Complemento de estabilização também para trabalhadores precários e subsídio extraordinário de desemprego já em vigor

São, no total, 10 as medidas que o BE considera “urgentes” e que quer ver acomodadas no Orçamento Suplementar. Apesar de António Costa ter lembrado, através de um parecer enviado aos deputados, que os orçamentos retificativos não devem mexer na despesa nem reduzir a receita devido à lei-travão, os bloquistas sempre disseram que não se iam demitir de apresentar as suas propostas de alteração, lembrando que o próprio PS o fez em 2013, nos célebres retificativos de Pedro Passos Coelho. “Não podemos ter mudanças de regras quando se está no poder ou se está na oposição”, atirou Pedro Filipe Soares, sublinhando que, “da mesma forma que o governo apresentou uma proposta de aumento da despesa, a AR também tem o direito e a liberdade para fazer as propostas que entende”.

Entre o leque de propostas que o BE apresenta, encontra-se a criação de um subsídio extraordinário de desemprego e cessação de atividade para trabalhadores informais, como é o caso dos trabalhadores domésticos, que já foi aprovado na generalidade na semana passada mas que o BE vai agora converter em proposta de alteração ao Orçamento para que, sendo aprovado, entre em vigor mais cedo, antes de 2021.

Outra medida que o BE espera ver aprovada é uma extensão de uma medida proposta pelo governo no Orçamento Suplementar: a ideia é que o bónus que o governo se prepara para dar aos trabalhadores que estiveram em layoff e perderam rendimento (complemento de estabilização) seja também alargado aos trabalhadores temporários e precários que foram despedidos logo no início da crise.

Além disto, o BE vai ainda bater-se pelo pagamento do layoff a 100%, e por medidas como o aumento temporário da taxa da derrama para grandes empresas, uma vez que “quem lucra na crise deve ser chamado a contribuir mais”. Proibir apoios públicos para empresas com sede ou filiais em paraísos fiscais, ou com acionistas sediados em offshore, é outra das medidas apresentadas, como parte de uma estratégia mais ampla de combate à evasão fiscal à semelhança do que “muitos países da Europa estão a fazer”.

O BE também vai bater-se também pela criação de um subsídio de risco (na ordem dos 200 euros) para os profissionais de saúde que estão na linha da frente, e vai apelar a que haja um reforço da contratação no SNS (já previsto) antes de 2021. “Esse reforço deve ser feito mais rapidamente para capacitar o SNS não só para estar preparado para uma eventual segunda vaga do vírus, como também para recuperar as consultas, exames e cirurgias que foram adiadas”, explicou o líder parlamentar bloquista, referindo ainda que a eliminação das taxas moderadoras para meios de diagnóstico, que estava prevista para 2021, também deve ser antecipada.

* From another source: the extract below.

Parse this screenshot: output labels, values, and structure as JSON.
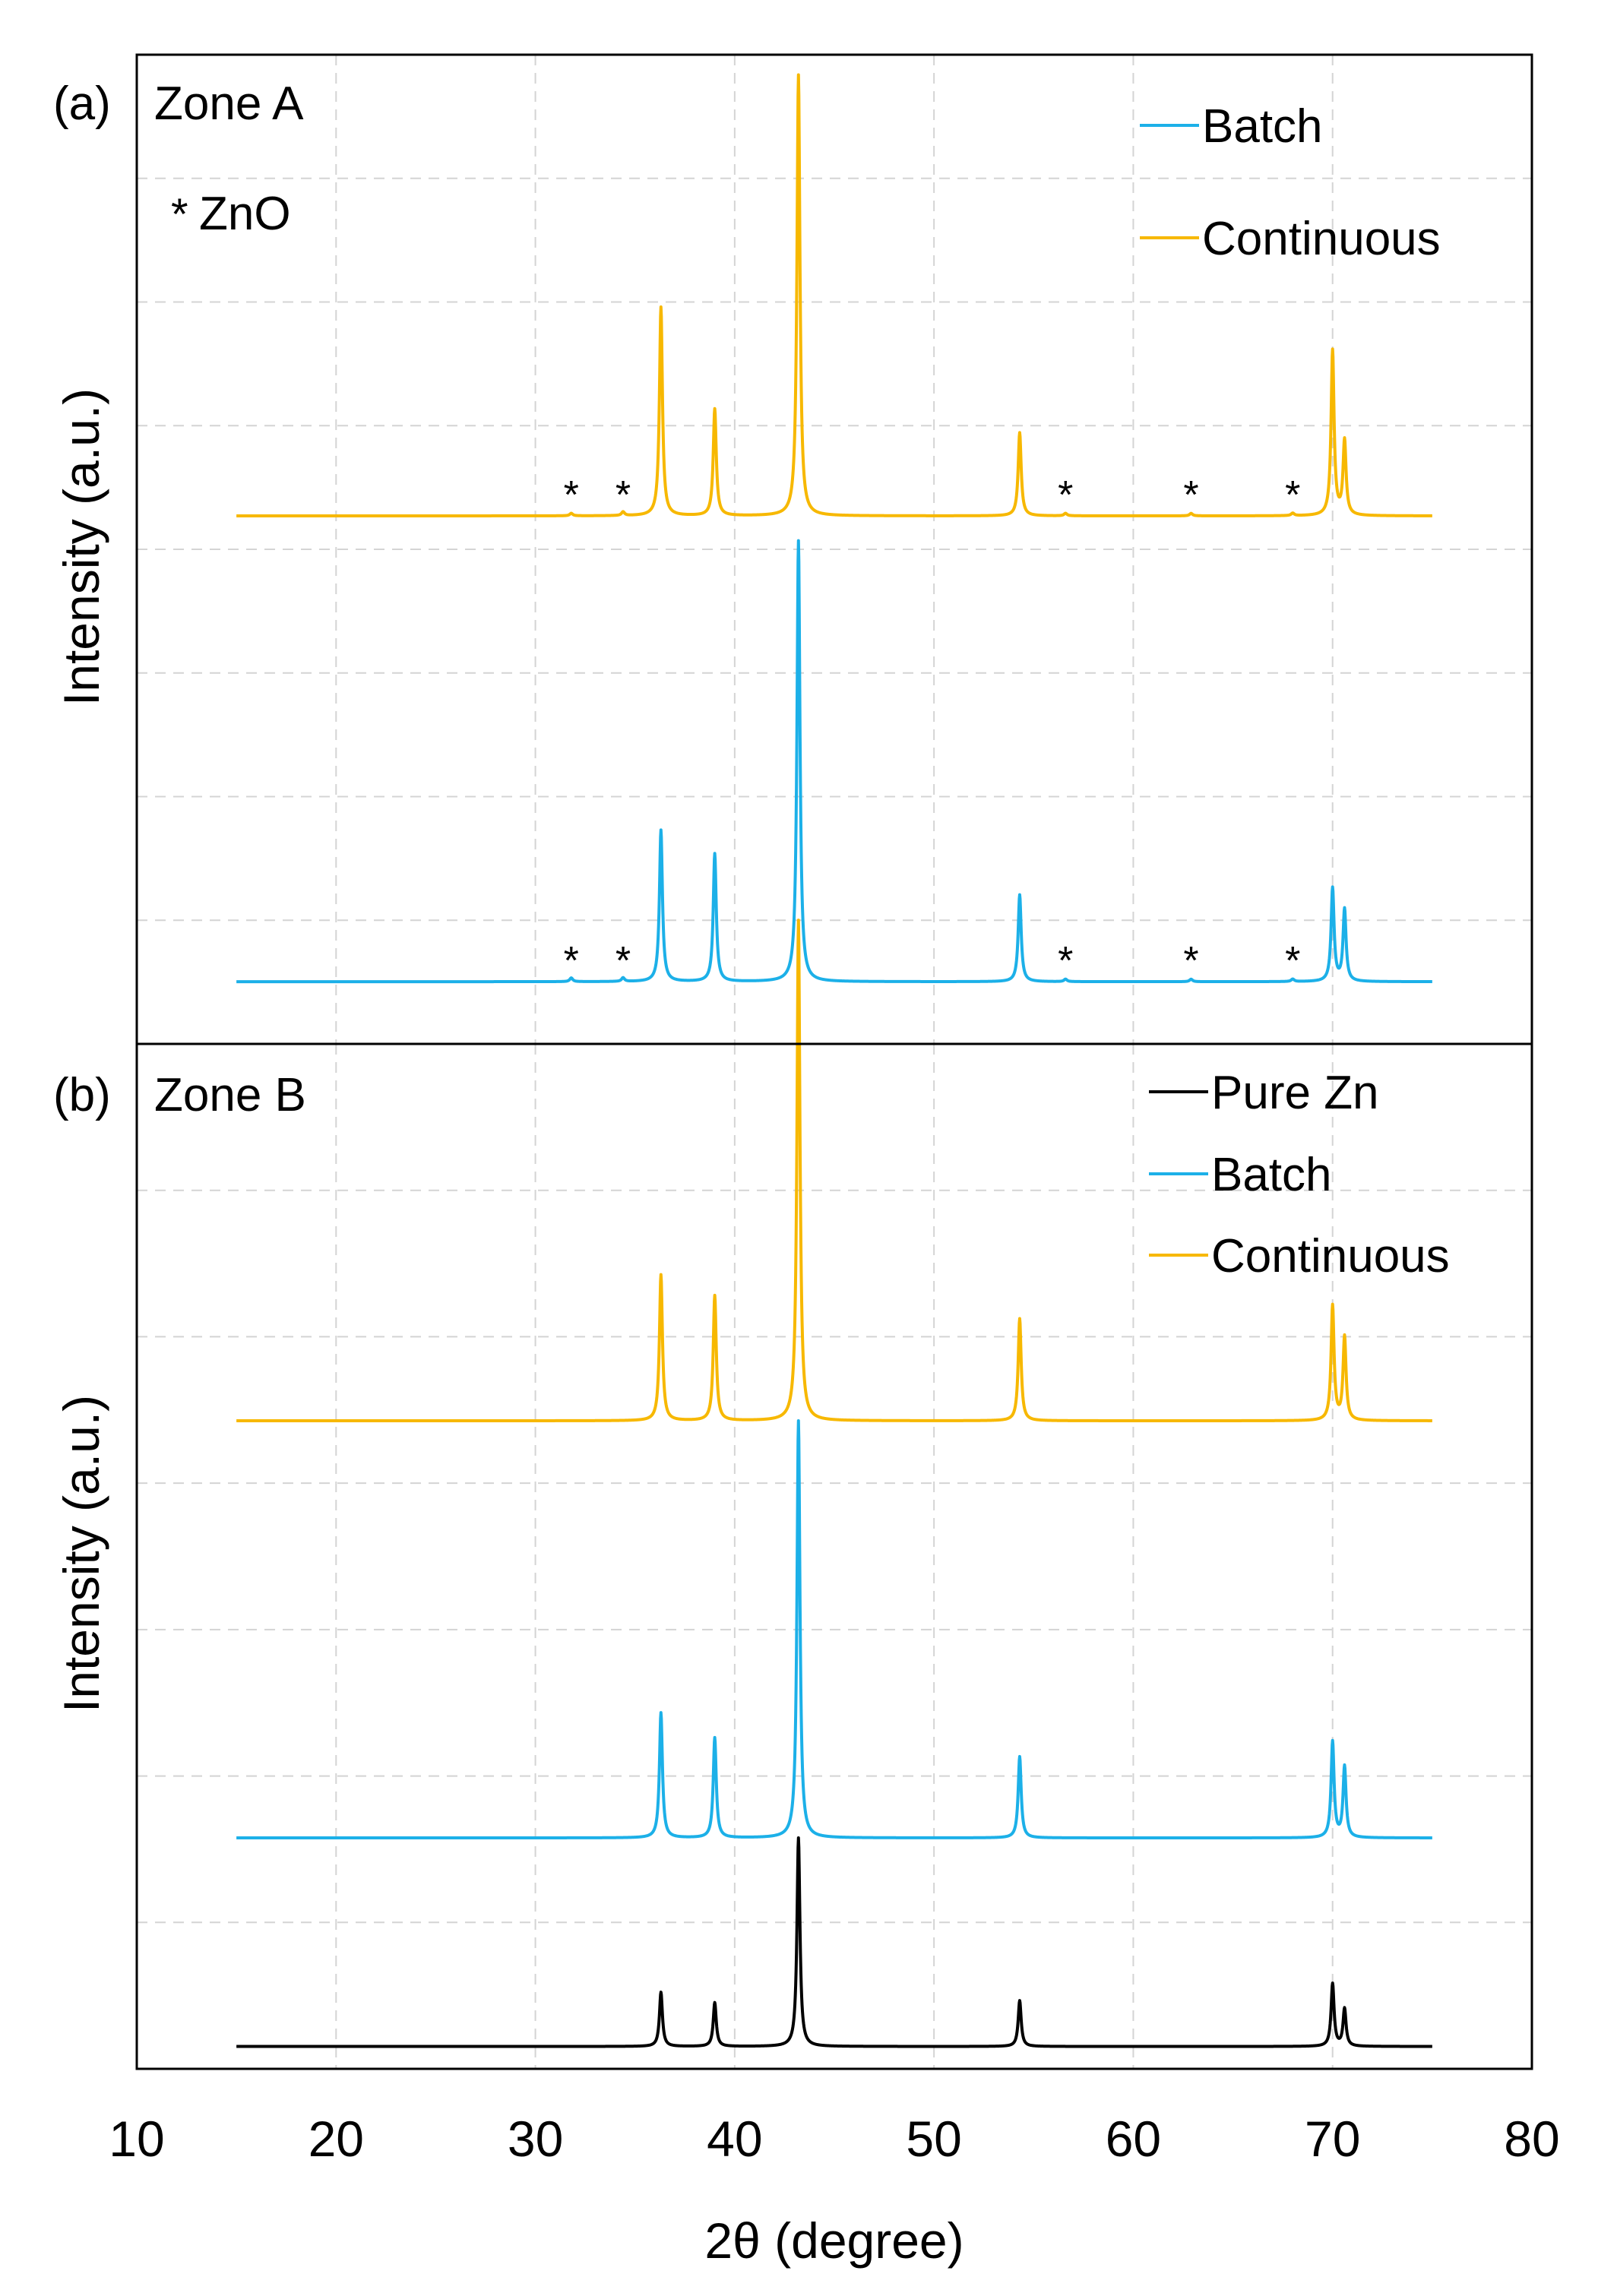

Por fim, o BE quer também um reforço da escola pública, através da contratação de mais docentes e redução do número de alunos por turma, e quer um apoio extraordinário para as corporações de bombeiros voluntários, que foram afetados pela quebra de receitas com o transporte não urgente de doentes e que têm a época de incêndios à porta: logo, não devem ter de passar por constrangimentos financeiros.

Para os bloquistas, ao contrário do que disse o Governo quando alertou para a lei-travão, o que muitos veem como despesa o BE “vê como investimento”. “Temos de responder no imediato, no curto prazo, para epois estarmos mais capazes no futuro”, disse.